While these experiences would prompt students to begin cooking for themselves, dorm kitchens are not always stocked with communal cooking supplies.

“This is a life or death situation for some people.”

Molly Yeselson

Molly Yeselson, who is currently on an extended leave of absence from Scripps College, has experience with errors in 5C food labeling. Yeselson had an allergic reaction at Malott in fall 2017 after eating a cookie with a corresponding label that did not include nuts as an ingredient.

After finding Student Health Services closed during lunchtime, Yeselson was driven to urgent care, where they were administered an Epipen because they were having trouble breathing.

“They just neglected to label the cookie without thinking of the potential consequences,” Yeselson said. “It would be really helpful if people on campus were aware that this is a life or death situation for some people.”

A photo from Oct. 2, 2015 of cheese pizza mislabeled as “vegan” at Frary Dining Hall. (Samuel Breslow • The Student Life)

Responding to persistent allergy issues and student complaints, dining halls across the 5Cs have taken steps over the past academic year to minimize allergen and cross-contamination related incidents.

“All food labeling is really a best faith effort,” said Liz Ryan, Pomona College’s nutritionist.

In July, Pomona Dining services mandated that all line cooks and dining hall managers receive AllerTrain cross contamination training.

“For a lot of staff, [the training] was a wake up call because they didn’t realize that just one allergen particle can get students very sick or cause allergic reactions,” said Jose Martinez, Pomona Dining Services General Manager.

In the last year, Hoch-Shanahan Dining Hall updated its “Simple Servings” lines, enlisting dining staff to serve students allergy-free options on plates free from contamination. Collins Dining Hall has begun providing plain white rice at every meal, and Pitzer dining staff have made themselves more accessible to students in regard to special meal requests.  

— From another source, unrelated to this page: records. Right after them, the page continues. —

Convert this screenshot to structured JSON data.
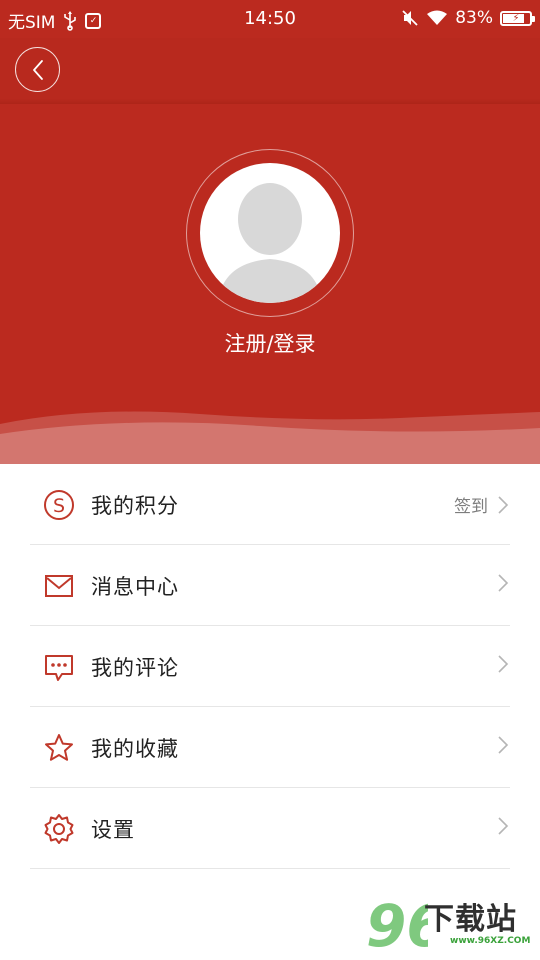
{
  "status_bar": {
    "carrier": "无SIM",
    "time": "14:50",
    "battery_text": "83%",
    "battery_level": 0.83
  },
  "header": {
    "back_icon": "chevron-left-icon",
    "login_text": "注册/登录"
  },
  "menu": {
    "items": [
      {
        "label": "我的积分",
        "icon": "points-s-icon",
        "extra": "签到"
      },
      {
        "label": "消息中心",
        "icon": "envelope-icon",
        "extra": ""
      },
      {
        "label": "我的评论",
        "icon": "comment-bubble-icon",
        "extra": ""
      },
      {
        "label": "我的收藏",
        "icon": "star-icon",
        "extra": ""
      },
      {
        "label": "设置",
        "icon": "gear-icon",
        "extra": ""
      }
    ]
  },
  "watermark": {
    "logo_digits": "96",
    "text": "下载站",
    "url": "www.96XZ.COM"
  },
  "colors": {
    "brand_red": "#bb2a1f",
    "icon_red": "#c0392b",
    "watermark_green": "#3aa23a"
  }
}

But Ryan, Pomona’s nutritionist, stated that she was unsure if the 5Cs have data-compiling and reporting processes to track allergen related incidents over the course of academic years.

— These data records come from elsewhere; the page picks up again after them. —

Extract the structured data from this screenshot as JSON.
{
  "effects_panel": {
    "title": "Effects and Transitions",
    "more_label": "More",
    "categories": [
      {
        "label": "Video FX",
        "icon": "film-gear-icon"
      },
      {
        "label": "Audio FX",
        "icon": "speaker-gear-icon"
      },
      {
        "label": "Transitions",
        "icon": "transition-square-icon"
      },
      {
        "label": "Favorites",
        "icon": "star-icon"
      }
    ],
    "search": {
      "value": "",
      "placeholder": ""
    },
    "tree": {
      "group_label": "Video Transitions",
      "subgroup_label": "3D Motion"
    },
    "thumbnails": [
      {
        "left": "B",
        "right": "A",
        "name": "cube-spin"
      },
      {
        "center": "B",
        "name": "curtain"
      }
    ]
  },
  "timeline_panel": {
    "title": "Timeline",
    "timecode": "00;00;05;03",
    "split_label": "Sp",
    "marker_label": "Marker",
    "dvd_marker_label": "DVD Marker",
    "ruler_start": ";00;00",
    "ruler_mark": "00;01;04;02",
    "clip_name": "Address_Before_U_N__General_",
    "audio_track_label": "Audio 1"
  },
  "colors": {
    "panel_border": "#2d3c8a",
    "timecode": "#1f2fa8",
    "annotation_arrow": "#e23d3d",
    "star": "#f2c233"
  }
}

“We don’t have exact data on how many students have had allergic reactions,” Ryan said. “To my knowledge, in the past couple years, there have been two cases.”

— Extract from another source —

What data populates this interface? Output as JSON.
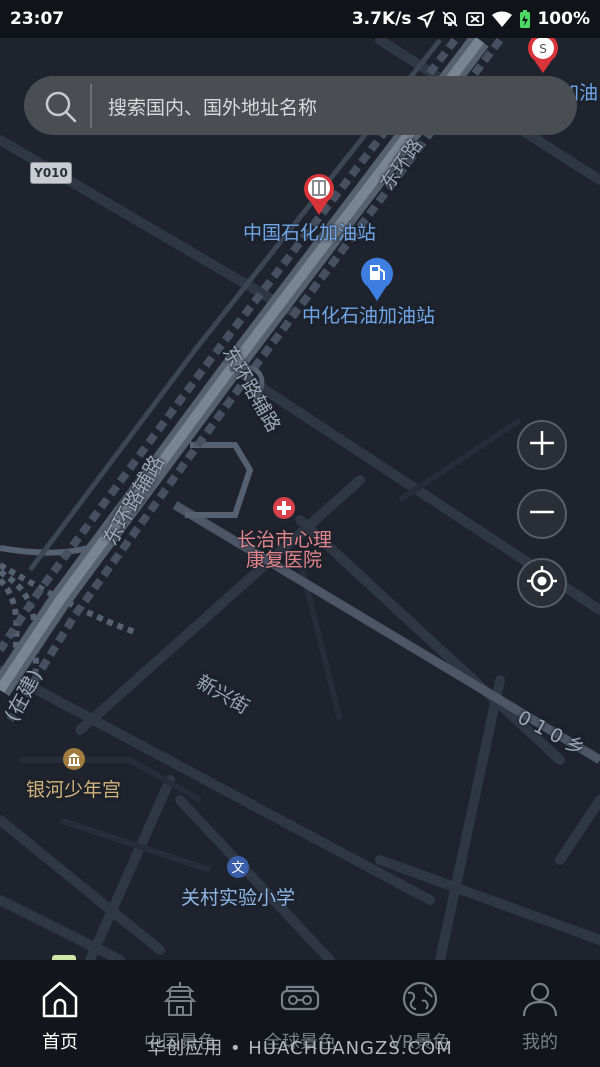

After TSL’s interview with Pomona’s dining staff, Frary Dining Hall posted a catch-all allergen disclaimer at the registers informing diners that dining staff “can offer no guarantees and accept no liability” regarding food-labeling related mishaps.

The risks associated with mislabeling and cross-contamination prompted Millie Hillman SC ’21 to leave her meal plan altogether. Hillman is allergic to wheat, peanuts, sesame, soy, walnuts, and almonds, and also has irritable bowel syndrome. After realizing during her first semester that food from Malott frequently made her feel sick, Hillman decided to start cooking her own food.

But getting off the meal plan took an entire spring semester for Hillman, during which she cooked all her own meals but was still charged for her unused meal plan. In the end, she was reimbursed $1,500 — just half the cost of the semester’s meal plan.

“Having a streamlined process making it easier for students who have allergies to get off the meal plan is so important,” Hillman said. “Obviously, students wanting to get off the meal plan should have to meet with dining staff beforehand, but it shouldn’t be as hellish a process as it was for me.”

Correction: An earlier version of this article stated the wrong pronouns for Molly Yeselson. The article has been updated to reflect that Yeselson’s correct pronouns are they/them/theirs. TSL regrets this error.

This article was last updated Oct. 15 at 9:39 p.m to remove the previous mention of a source, so that the source may keep medical information about their diet private.